The mobile payments market has exploded in China reaching $5.5 trillion in 2016. But the explosion of such payments also comes with other risks that go beyond social exclusion and isolation of the Chinese economy from the rest of the world. Both WeChat and Alipay work via a system of QR codes: the consumer simply scans the vendor’s code to make the purchase. Unfortunately, a growing number of scams have been recorded including a significant one earlier this year where $13 million where stolen thanks to fraudulent QR codes.

The scams are either carried out by simply replacing a genuine code with a fraudulent one or by including a virus in the code that steals money directly from the user’s mobile wallet.

“Literally every business and brand in China is plugged into this ecosystem” says IDC analyst Shiv Putcha.
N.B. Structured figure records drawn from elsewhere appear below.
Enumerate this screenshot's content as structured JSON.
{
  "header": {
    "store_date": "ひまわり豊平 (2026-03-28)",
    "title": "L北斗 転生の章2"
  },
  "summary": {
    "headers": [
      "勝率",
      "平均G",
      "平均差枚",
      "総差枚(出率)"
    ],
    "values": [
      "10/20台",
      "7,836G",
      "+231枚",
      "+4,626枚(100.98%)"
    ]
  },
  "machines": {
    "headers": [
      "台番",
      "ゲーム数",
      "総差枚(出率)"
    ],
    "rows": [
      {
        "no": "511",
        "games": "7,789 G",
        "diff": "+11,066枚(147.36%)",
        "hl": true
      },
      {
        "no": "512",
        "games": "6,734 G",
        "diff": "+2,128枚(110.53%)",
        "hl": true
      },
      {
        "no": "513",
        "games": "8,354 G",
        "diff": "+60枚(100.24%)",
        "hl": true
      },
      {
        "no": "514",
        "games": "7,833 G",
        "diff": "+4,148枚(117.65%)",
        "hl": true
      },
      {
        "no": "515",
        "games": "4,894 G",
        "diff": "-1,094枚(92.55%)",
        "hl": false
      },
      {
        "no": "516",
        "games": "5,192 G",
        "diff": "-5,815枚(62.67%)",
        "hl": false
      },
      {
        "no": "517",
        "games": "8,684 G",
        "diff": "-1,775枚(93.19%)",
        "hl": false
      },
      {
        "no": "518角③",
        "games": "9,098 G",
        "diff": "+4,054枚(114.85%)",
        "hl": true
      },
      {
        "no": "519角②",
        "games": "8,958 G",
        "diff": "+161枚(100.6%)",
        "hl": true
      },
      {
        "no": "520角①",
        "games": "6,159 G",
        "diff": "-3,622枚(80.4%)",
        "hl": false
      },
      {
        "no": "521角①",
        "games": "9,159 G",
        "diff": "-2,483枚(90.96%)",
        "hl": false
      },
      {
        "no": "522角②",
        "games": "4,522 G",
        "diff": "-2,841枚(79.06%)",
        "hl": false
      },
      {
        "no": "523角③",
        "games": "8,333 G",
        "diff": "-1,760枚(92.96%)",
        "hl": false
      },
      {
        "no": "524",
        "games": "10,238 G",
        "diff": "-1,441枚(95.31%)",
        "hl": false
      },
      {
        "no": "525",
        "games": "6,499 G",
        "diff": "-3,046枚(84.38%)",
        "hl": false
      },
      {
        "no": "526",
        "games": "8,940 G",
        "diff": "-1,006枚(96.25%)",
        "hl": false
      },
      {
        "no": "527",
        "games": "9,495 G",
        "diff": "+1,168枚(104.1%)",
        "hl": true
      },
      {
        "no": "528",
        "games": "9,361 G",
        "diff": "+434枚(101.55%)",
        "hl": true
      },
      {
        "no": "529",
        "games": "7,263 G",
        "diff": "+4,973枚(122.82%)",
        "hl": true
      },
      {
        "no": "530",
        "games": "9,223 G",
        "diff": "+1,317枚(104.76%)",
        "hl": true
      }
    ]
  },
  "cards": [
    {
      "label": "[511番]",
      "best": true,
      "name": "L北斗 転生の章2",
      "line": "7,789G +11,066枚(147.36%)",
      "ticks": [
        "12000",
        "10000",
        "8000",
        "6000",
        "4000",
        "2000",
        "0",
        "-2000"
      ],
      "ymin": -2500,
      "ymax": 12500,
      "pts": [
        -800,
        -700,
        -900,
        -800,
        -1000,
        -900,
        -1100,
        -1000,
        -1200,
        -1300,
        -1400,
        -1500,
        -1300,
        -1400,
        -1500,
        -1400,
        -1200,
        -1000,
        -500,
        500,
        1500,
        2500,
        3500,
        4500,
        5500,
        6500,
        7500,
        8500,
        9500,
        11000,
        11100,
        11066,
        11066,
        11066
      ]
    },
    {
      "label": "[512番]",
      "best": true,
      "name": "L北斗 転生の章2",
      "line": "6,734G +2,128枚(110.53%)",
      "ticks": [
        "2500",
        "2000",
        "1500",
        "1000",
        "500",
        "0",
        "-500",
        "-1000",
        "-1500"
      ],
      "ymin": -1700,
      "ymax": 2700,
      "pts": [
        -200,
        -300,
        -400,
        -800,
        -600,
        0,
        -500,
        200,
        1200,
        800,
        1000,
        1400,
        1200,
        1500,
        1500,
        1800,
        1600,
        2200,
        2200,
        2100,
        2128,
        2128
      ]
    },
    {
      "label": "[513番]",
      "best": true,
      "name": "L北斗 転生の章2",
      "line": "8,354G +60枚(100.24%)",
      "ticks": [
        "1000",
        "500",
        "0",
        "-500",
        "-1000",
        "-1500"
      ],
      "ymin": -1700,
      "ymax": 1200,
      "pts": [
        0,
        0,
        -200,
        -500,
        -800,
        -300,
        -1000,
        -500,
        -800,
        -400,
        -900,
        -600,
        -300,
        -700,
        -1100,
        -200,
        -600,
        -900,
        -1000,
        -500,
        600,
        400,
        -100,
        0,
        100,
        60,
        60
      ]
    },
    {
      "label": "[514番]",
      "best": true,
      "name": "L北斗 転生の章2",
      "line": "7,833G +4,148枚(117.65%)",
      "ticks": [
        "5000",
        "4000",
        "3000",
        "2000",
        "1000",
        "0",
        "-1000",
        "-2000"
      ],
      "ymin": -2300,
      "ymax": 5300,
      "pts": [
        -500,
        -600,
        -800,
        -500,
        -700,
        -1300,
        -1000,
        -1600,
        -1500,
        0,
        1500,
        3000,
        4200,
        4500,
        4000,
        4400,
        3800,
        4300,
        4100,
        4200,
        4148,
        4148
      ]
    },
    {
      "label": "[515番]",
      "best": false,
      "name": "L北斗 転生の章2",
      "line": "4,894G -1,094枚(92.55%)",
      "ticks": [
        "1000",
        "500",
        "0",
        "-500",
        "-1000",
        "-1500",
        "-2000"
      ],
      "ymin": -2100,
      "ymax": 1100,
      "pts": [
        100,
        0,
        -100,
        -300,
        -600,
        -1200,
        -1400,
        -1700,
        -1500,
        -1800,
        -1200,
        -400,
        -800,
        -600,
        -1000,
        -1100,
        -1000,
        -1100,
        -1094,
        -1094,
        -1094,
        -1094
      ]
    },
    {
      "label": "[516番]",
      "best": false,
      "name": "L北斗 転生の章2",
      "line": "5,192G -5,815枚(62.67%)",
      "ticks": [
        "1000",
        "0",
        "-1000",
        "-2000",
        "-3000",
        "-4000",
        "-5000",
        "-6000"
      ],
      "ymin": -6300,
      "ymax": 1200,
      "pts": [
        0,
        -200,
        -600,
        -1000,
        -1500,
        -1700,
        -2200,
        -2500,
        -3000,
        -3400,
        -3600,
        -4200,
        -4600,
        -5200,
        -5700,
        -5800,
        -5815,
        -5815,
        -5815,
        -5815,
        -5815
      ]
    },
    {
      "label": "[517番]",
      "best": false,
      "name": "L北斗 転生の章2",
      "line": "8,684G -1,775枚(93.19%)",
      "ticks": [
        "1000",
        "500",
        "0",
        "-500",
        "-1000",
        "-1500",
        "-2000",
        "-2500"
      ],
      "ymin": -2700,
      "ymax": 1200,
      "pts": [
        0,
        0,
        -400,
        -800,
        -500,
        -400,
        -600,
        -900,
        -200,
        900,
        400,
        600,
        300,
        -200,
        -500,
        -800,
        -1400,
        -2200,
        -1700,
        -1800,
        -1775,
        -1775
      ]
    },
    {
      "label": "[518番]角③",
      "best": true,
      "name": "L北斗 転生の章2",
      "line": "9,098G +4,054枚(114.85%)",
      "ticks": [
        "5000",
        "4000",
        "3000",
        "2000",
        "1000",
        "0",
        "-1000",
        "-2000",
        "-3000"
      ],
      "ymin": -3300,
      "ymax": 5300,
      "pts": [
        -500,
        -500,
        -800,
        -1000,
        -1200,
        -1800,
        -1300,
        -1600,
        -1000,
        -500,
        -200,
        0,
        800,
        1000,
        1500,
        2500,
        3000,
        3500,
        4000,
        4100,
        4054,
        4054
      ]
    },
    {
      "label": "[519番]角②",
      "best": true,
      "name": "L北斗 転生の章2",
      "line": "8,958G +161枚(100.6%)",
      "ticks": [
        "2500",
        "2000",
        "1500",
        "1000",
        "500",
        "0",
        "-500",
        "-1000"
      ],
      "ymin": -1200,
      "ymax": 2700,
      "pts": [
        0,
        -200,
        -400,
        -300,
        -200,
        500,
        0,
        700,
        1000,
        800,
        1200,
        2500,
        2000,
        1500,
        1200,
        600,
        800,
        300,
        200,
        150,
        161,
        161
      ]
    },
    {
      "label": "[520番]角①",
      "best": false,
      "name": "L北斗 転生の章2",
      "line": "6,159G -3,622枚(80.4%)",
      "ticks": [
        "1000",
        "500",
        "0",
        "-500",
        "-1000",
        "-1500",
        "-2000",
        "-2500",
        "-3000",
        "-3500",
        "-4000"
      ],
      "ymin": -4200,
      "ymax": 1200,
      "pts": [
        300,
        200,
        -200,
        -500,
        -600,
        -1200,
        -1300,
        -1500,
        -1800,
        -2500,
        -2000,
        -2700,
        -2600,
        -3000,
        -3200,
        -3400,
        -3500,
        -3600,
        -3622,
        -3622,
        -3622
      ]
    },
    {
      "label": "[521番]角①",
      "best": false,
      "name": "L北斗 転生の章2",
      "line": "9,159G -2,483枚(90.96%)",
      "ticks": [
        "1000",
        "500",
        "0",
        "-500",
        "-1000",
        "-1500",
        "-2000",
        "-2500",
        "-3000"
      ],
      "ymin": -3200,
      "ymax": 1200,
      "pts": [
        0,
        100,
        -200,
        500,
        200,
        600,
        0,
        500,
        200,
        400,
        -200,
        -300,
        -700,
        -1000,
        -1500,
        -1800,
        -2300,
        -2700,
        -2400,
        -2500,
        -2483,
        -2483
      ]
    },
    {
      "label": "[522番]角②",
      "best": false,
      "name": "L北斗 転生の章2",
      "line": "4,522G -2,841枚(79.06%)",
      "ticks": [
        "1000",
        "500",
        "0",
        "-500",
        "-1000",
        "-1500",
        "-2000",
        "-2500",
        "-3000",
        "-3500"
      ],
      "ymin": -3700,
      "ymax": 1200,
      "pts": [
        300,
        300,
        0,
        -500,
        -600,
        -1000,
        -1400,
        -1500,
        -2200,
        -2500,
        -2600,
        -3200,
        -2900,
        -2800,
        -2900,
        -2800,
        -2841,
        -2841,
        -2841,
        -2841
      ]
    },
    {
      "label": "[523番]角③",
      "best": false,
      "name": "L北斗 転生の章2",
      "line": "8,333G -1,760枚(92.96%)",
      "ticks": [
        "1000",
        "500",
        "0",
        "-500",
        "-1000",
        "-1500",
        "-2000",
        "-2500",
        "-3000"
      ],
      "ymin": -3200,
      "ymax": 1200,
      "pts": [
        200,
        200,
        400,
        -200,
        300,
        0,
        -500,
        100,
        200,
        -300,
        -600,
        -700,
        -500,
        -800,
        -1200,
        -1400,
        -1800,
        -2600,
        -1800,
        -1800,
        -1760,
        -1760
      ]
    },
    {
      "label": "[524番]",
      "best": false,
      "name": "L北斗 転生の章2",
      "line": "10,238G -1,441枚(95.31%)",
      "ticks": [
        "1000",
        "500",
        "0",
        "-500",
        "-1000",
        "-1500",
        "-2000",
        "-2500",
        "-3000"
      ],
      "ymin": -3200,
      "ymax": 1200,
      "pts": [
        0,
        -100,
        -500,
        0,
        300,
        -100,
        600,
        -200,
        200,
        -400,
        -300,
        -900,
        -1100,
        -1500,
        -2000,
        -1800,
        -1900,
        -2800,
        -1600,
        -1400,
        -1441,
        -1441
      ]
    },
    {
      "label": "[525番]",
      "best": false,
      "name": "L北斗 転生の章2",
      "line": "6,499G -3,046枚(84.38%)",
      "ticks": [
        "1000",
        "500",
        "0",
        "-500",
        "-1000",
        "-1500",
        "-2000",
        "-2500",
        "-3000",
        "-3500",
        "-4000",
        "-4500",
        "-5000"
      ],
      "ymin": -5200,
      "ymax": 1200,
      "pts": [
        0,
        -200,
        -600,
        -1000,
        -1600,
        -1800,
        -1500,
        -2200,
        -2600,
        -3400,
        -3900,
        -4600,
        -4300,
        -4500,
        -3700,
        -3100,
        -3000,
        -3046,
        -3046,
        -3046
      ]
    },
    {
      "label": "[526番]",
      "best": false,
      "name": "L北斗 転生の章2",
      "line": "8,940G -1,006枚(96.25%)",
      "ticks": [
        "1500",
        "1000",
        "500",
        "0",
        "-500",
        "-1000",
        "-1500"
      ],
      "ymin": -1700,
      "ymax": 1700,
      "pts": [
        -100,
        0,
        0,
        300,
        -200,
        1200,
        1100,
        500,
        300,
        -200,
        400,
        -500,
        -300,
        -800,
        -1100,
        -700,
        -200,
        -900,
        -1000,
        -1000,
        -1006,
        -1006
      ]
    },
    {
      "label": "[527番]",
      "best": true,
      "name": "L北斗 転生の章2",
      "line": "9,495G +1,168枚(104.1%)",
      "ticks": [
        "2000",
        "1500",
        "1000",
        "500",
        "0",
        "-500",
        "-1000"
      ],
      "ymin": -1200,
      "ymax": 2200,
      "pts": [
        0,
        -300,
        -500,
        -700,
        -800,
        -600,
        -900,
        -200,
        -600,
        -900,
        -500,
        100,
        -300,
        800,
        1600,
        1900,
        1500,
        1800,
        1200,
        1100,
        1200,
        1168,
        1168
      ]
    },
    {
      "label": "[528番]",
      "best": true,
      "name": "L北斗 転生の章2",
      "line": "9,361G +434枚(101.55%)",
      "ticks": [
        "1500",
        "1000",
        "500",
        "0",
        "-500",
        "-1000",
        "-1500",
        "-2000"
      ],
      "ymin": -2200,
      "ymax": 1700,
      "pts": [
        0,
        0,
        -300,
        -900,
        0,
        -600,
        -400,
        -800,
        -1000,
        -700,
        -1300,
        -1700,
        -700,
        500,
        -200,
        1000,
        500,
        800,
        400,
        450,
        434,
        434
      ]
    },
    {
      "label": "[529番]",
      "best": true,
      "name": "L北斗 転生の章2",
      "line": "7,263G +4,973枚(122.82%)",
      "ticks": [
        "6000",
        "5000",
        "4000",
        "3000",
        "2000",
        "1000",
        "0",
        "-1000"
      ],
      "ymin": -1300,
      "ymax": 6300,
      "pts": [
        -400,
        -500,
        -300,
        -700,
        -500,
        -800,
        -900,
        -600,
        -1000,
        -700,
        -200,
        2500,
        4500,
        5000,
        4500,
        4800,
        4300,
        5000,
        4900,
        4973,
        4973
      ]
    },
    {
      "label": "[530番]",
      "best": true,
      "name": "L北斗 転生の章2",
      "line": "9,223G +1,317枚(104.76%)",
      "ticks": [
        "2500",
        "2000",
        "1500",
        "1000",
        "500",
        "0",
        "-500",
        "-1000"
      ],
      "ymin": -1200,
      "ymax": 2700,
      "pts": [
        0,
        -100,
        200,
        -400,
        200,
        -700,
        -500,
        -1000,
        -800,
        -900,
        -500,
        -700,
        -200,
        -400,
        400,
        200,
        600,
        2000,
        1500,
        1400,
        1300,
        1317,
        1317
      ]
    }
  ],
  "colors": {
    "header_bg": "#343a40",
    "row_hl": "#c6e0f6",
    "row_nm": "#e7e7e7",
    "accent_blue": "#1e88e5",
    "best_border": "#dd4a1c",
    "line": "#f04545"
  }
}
But, “from a cybersecurity point of view, the QR code […] does not have inherent security flaws but it subject to malicious abuses”, states associate professor and director of the Cybersecurity Lab at Hong Kong University, Charles Zhang. Indeed, the QR is “essentially a link that can be used to infect smartphones” ( The problem is that the QR code’s cryptic technology makes consumers overly confident about its security and that could be a difficult issue to manage in an economy that is overly reliant on a limited portfolio of payment methods.